The grapes started to grow. Shortly after we got the new vineyard planted, we were treated to the spectacle of the City Planning and Zoning Department parked on the street next to our lot, trying to figure out why we had put all those blue pipes into our land, wondering if it was a legal activity, finding out who authorized all that excavation, etc. The guy sat there for almost half an hour, parked on the wrong side of the street, conversing earnestly on his cell phone.
A couple of days later, one of the city cops dropped by to admire our new vineyard. Turns out he has the hobby of growing grapes too, and was totally fascinated and awed by the grow tubes. By that time, you could look down in them and see little tufts of grape leaves emerging from the bottom of the baby vines. Very cool. Getting that view involved some danger to shoes however; there was still plenty of mud out there.

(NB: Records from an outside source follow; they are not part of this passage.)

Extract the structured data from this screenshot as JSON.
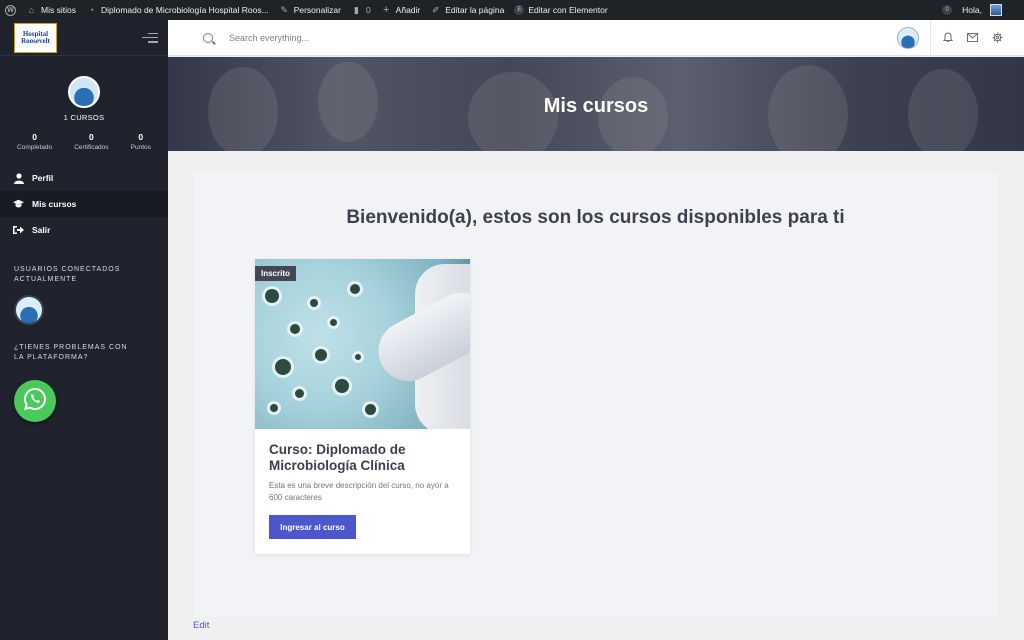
{
  "adminbar": {
    "items": [
      {
        "icon": "wordpress-icon",
        "label": ""
      },
      {
        "icon": "sites-icon",
        "label": "Mis sitios"
      },
      {
        "icon": "dashboard-icon",
        "label": "Diplomado de Microbiología Hospital Roos..."
      },
      {
        "icon": "brush-icon",
        "label": "Personalizar"
      },
      {
        "icon": "comment-icon",
        "label": "0"
      },
      {
        "icon": "plus-icon",
        "label": "Añadir"
      },
      {
        "icon": "pencil-icon",
        "label": "Editar la página"
      },
      {
        "icon": "elementor-icon",
        "label": "Editar con Elementor"
      }
    ],
    "notification_count": "0",
    "greeting": "Hola,"
  },
  "sidebar": {
    "logo_lines": [
      "Hospital",
      "Roosevelt"
    ],
    "course_count": "1 CURSOS",
    "stats": [
      {
        "value": "0",
        "label": "Completado"
      },
      {
        "value": "0",
        "label": "Certificados"
      },
      {
        "value": "0",
        "label": "Puntos"
      }
    ],
    "menu": [
      {
        "icon": "user-icon",
        "label": "Perfil"
      },
      {
        "icon": "graduation-cap-icon",
        "label": "Mis cursos"
      },
      {
        "icon": "sign-out-icon",
        "label": "Salir"
      }
    ],
    "online_title": "USUARIOS CONECTADOS ACTUALMENTE",
    "help_title": "¿TIENES PROBLEMAS CON LA PLATAFORMA?"
  },
  "topbar": {
    "search_placeholder": "Search everything..."
  },
  "hero": {
    "title": "Mis cursos"
  },
  "main": {
    "welcome": "Bienvenido(a), estos son los cursos disponibles para ti",
    "courses": [
      {
        "badge": "Inscrito",
        "title": "Curso: Diplomado de Microbiología Clínica",
        "description": "Esta es una breve descripción del curso, no ayor a 600 caracteres",
        "button": "Ingresar al curso"
      }
    ]
  },
  "footer": {
    "edit_link": "Edit"
  },
  "colors": {
    "accent": "#4d57cc",
    "sidebar": "#20222e",
    "whatsapp": "#4bc85a"
  }
}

Later on, after the thyme had been planted, we bought and installed an irrigation system for the little vines. It had already become onerous to stand there and water all 64 of them individually. We also ran a sprinker tape to encourage the thyme seeds to sprout and grow. They were so tiny and fine we couldn’t find them, and the water made the weeds so happy, we stopped that after a while. I started wondering if I had really planted thyme seeds, pondering the possibility that the seed company had really supplied me with purslane and ragweed seed by mistake.
Then one day in late September, after the grape leaves had started to turn colors and fall, Jim came in from a brisk session of weed eating, and said, “I think the thyme is alive. I was removing the weeds from the vineyard and started smelling thyme, so I decided to stop scalping it.” He led me out to the vineyard, and there were little tiny thyme plants, all over the place. They had used the purslane plants like a living mulch all during the hot months of July and August, growing secretly in their shade. I rocked back on my heels, where I had squatted to smell the tiny thyme plants. All about me, were young grape vines, branches twined about cedar posts, dancing in the autumn breezes.
And that is how we planted our vineyard.